Archive: National Library of Medicine (https://profiles.nlm.nih.gov/)
- The archive “celebrates twentieth-century leaders in biomedical research and public health.”
Collection: The C. Everett Koop Papers
- U.S. Surgeon General from 1981 to 1989

Assignment 2: Primary source bibliography

Realistic source list:

1)   Koop, C. Everett. "AIDS and Behavior: The Need for Education. The Surgeon General's Report: Presented at the Conference on AIDS and Public Policy Sponsored by the American Medical Association, Chicago, Illinois." Speech.
a.     This speech represents the first government acknowledgement of the need for an educational intervention. It is useful because it shows exactly what was said, and it caused a significant outpouring of both criticism and support.
2)    Lee, Robert. "Sex Education Is Just No Business of the Government." The Conservative Digest Jan. 1987: n. pag. Print.
a.     This article came out right around the time that Surgeon General Everett Koop announced his initiative to include education in public schools. It is useful because it shows the conservative repulsion to the idea of teaching HIV/AIDS in school, and emphasizing that if it is taught, it must be taught through abstinence.
3)   “AIDS Becomes a Political Issue: The New Right seeks to make it a litmus test for Republicans,” Time, 1987
a.     This article is useful because it shows how intensely political the question of AIDS education became.
4)   Letter to Everett Koop from the Coalition of Black Lesbians and Gays, 1986
a.     Unlike the article from Conservative Digest, this letter represents one of the many groups that supported Koop’s push for sex education in schools to prevent the spread of HIV/AIDs. It was one of the many letters I found in support of this initiative.
5)   Inventory to the American Council on Education Records 1918-2011
a.     This is not one source, but rather a whole archive housed at Hoover that I think will be useful and where I will hopefully be able to locate some sex education standards. 
6)   The Association of AIDS Education and Sex Education with Sexual Behavior and Condom Use Among Teenage Men. By: Ku, Leighton C., Sonenstein, Freya L., Pleck, Joseph H., Family Planning Perspectives, 00147354, May/Jun92, Vol. 24, Issue 3
a.     This source is valuable not only because it is a study on the changes in sex education and the effect they have on reducing HIV/AIDs, and it represents the perspective held by the scientific community on the effectiveness of HIV/AIDS education in the early 1990s.
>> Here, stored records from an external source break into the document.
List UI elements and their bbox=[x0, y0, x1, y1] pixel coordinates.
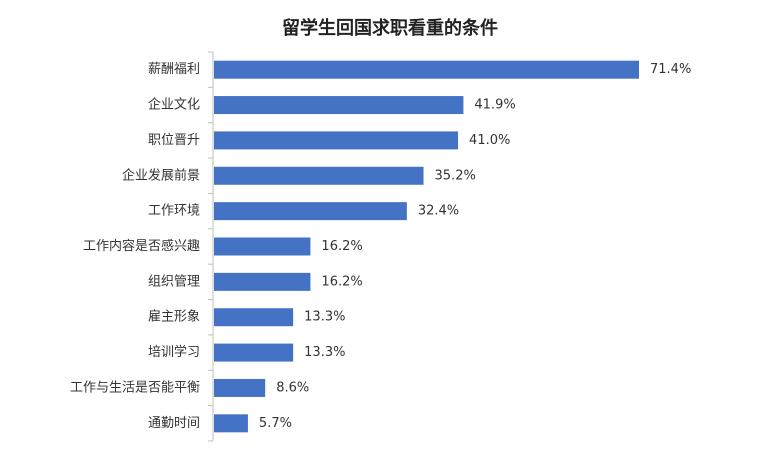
data-label: 41.9% bbox=[474, 98, 515, 113]
data-label: 41.0% bbox=[469, 133, 510, 148]
chart-title: 留学生回国求职看重的条件 bbox=[282, 17, 498, 39]
category-labels: 薪酬福利企业文化职位晋升企业发展前景工作环境工作内容是否感兴趣组织管理雇主形象培… bbox=[70, 62, 200, 431]
bar bbox=[214, 166, 424, 185]
category-label: 工作环境 bbox=[148, 204, 200, 219]
category-label: 组织管理 bbox=[148, 274, 200, 289]
data-label: 16.2% bbox=[321, 239, 362, 254]
category-label: 职位晋升 bbox=[148, 133, 200, 148]
bar bbox=[214, 237, 311, 256]
y-axis-ticks bbox=[208, 51, 213, 442]
category-label: 雇主形象 bbox=[148, 309, 200, 325]
data-label: 16.2% bbox=[321, 274, 362, 289]
bar bbox=[214, 131, 459, 150]
category-label: 企业发展前景 bbox=[122, 167, 200, 183]
category-label: 工作与生活是否能平衡 bbox=[70, 380, 200, 395]
bar bbox=[214, 202, 407, 221]
data-label: 32.4% bbox=[418, 204, 459, 219]
category-label: 工作内容是否感兴趣 bbox=[83, 238, 200, 254]
bars-group bbox=[214, 60, 639, 433]
bar bbox=[214, 378, 266, 397]
bar bbox=[214, 60, 639, 79]
data-label: 5.7% bbox=[259, 416, 292, 431]
data-label: 71.4% bbox=[650, 62, 691, 77]
category-label: 通勤时间 bbox=[148, 416, 200, 431]
category-label: 薪酬福利 bbox=[148, 62, 200, 77]
value-labels: 71.4% 41.9% 41.0% 35.2% 32.4% 16.2% 16.2% 13.3%… bbox=[259, 62, 691, 431]
category-label: 培训学习 bbox=[148, 344, 200, 360]
data-label: 35.2% bbox=[435, 168, 476, 183]
data-label: 13.3% bbox=[304, 310, 345, 325]
data-label: 8.6% bbox=[276, 380, 309, 395]
bar bbox=[214, 343, 294, 362]
category-label: 企业文化 bbox=[148, 97, 200, 113]
bar bbox=[214, 272, 311, 291]
bar bbox=[214, 414, 248, 433]
bar bbox=[214, 308, 294, 327]
data-label: 13.3% bbox=[304, 345, 345, 360]
bar bbox=[214, 96, 464, 115]
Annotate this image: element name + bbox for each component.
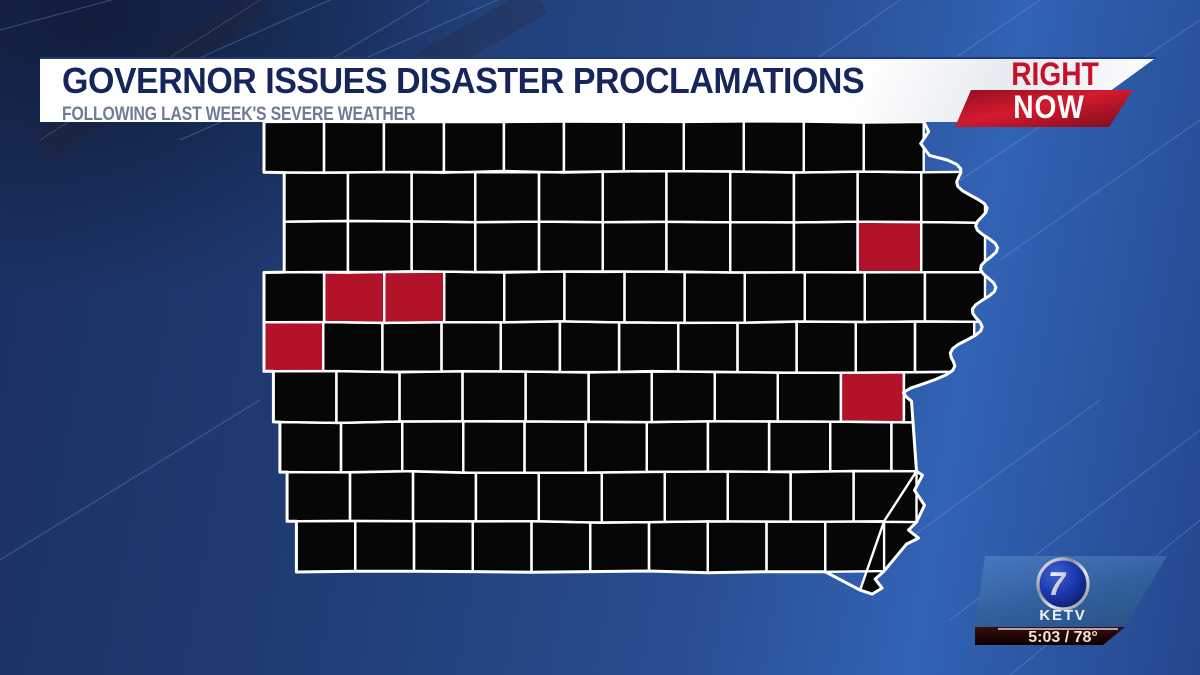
svg-text:KETV: KETV	[1039, 607, 1086, 624]
svg-text:5:03 / 78°: 5:03 / 78°	[1028, 629, 1098, 646]
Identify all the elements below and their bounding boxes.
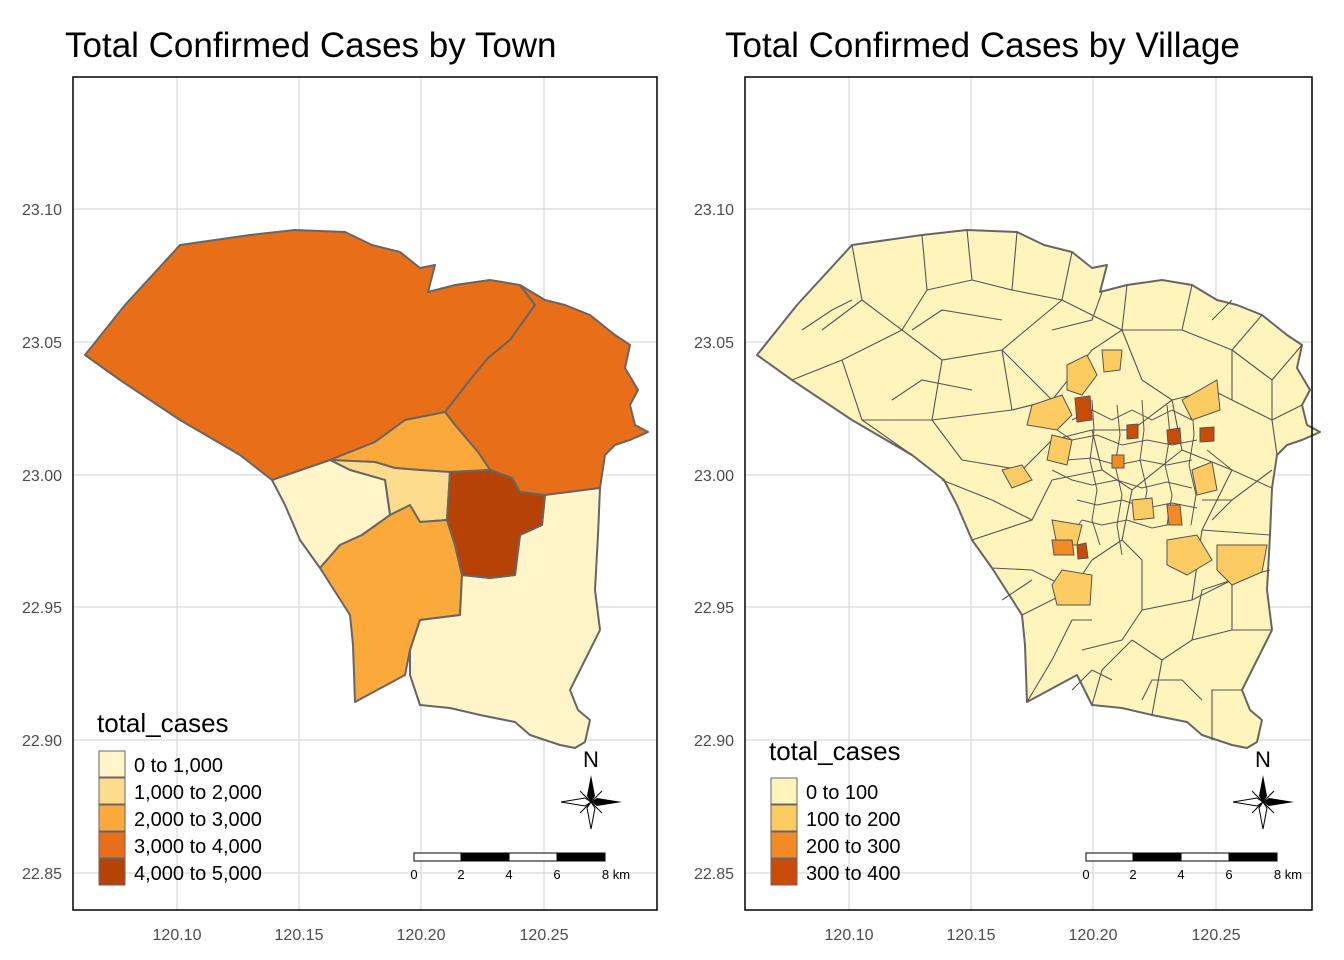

It is also valuable because it points to other research articles on the subject.
Wish list:
7)   AIDS History Project Collection
a.     I found this source on the OAC website. It is located, like a few of the other sources on my wish list, at the ONE National Gay and Lesbian Archives at the USC Libraries. The collection description says it contains information about AIDS education among its 164 boxes.
8)   Californians for AIDS Research and Education
a.     Like the History Project Collection, this is located at the ONE Archives at USC in LA. The collection would be useful in an ideal world because it contains the materials of a group dedicated to advocating for HIV education. However, like the History Project Collection, there is no online access.
9)   Fatal Advice: How Safe-Sex Education Went Wrong by Cindy Patton
a.     This is not a primary source, but it is a secondary source directly related to my topic. It is included on my “wish list” because it was lost by the Stanford Libraries. Wish me luck finding it!
10)                   Sex education standards (at a national and state level) 1983-1995
a.     I can easily locate sex education standards from recent years, but I am having a difficult time locating older sex ed standards in the U.S. I think this will be essential to my topic as I evaluate how standards evolve in conjunction with the AIDS epidemic.

Assignment 3: 
Access to source - https://profiles.nlm.nih.gov/ps/access/QQBBGN.pdf
This is a speech by then Surgeon General Everett Koop on the importance of education in preventing the spread of AIDS. He gave the speech in 1987 at the Convention on AIDs and Public Policy. [FYI - it looks long but there are only about 2 short paragraphs on each page.]


1 comment:

  1. Pages 15-22 are most important of the source. Perhaps this is what makes the most sense for the people who are reading the source to look at. Sorry for the confusion!